DJV federal chairman, Frank Uberall, said that “the censorship of the satirical magazine Titanic, by Twitter, has confirmed our fears that we have already put forward in the legislative process. The NetzDG pushes the power over the fundamental right of freedom of the press and freedom of private companies such as Twitter and Facebook. There is no sound legal consideration of the deletion of posts, but the fear of state fines. A paradoxical situation.”
The NetzDG bill was adopted on 5 April 2017, and came into force on 1 January 2018. The bill pressures private companies to remove any online content that might be guilty of any of the 24 current provisions of the German Criminal Code, such as the “defamation of the state and its symbols”, “anti-constitutional defamation of constitutional organs”, “defamation of religions, religious and ideological associations”, and “depictions of violence.”
EFJ’s German affiliates, the DJV and DJU in ver.di, previously criticised the adoption of the law.
The national director of the Deutscher Journalistinnen- und Journalist Union (DJU) in ver.di, Cornelia Haß, stated on 5 April 2017 that: “Even if we strongly reject the use of fake news and hate speech in social networks, in case of doubt, the deletion of such content is not the right response.
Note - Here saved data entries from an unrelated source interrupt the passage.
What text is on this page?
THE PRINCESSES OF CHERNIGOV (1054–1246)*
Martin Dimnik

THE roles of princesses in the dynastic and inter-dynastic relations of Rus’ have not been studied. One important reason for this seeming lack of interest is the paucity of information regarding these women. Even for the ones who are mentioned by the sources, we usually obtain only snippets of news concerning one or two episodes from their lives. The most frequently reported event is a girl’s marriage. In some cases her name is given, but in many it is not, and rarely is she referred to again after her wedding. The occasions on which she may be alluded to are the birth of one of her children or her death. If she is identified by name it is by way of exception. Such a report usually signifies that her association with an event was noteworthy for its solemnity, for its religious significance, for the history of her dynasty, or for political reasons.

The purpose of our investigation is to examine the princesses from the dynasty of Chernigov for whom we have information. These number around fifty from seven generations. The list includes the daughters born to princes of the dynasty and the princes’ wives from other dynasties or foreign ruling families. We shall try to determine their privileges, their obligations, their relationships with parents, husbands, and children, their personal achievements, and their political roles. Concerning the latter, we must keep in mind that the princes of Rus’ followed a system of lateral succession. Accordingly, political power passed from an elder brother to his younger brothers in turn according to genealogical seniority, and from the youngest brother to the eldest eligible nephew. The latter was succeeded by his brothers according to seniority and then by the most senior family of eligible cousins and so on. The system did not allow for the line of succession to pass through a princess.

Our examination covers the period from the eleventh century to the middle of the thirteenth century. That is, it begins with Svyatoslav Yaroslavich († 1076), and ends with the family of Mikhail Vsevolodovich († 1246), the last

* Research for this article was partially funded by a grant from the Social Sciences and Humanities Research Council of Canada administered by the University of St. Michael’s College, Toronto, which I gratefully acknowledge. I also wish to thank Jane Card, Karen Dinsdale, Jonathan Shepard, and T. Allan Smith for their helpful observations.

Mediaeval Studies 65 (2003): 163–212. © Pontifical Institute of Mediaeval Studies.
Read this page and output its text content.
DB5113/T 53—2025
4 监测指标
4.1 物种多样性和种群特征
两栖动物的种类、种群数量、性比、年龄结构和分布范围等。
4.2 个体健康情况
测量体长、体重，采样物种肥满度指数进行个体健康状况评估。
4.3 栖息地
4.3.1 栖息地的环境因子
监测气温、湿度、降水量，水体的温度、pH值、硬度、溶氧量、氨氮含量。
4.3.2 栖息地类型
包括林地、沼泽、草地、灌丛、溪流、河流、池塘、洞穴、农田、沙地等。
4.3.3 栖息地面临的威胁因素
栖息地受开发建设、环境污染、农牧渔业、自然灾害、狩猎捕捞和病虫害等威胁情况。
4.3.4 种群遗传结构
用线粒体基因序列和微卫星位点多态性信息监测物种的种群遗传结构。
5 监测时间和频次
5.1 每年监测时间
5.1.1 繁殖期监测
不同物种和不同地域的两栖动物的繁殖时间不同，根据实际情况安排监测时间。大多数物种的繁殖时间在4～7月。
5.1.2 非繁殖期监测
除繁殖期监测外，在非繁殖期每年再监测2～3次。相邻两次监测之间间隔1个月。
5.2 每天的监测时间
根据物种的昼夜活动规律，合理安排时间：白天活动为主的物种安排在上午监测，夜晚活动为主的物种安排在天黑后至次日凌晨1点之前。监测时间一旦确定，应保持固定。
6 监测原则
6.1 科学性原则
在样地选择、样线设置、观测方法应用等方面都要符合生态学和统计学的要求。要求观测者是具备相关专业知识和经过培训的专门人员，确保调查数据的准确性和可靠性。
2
Freedom of expression and diversity of opinions are fundamental to our democratic society.”
The EFJ joins the DJV in calling for an intensification of criminal prosecution and law enforcement while strengthening counter speech, fostering media literacy, and preserving a regulatory framework that respects freedom of expression in the deletion or blocking of unlawful content.
As EFJ President Mogens Blicher Bjerregård stated : “we urge the German Bundestag and Bundesrat to discuss with all stakeholders a global societal approach balancing freedom of expression and impact of hate speech on social media.”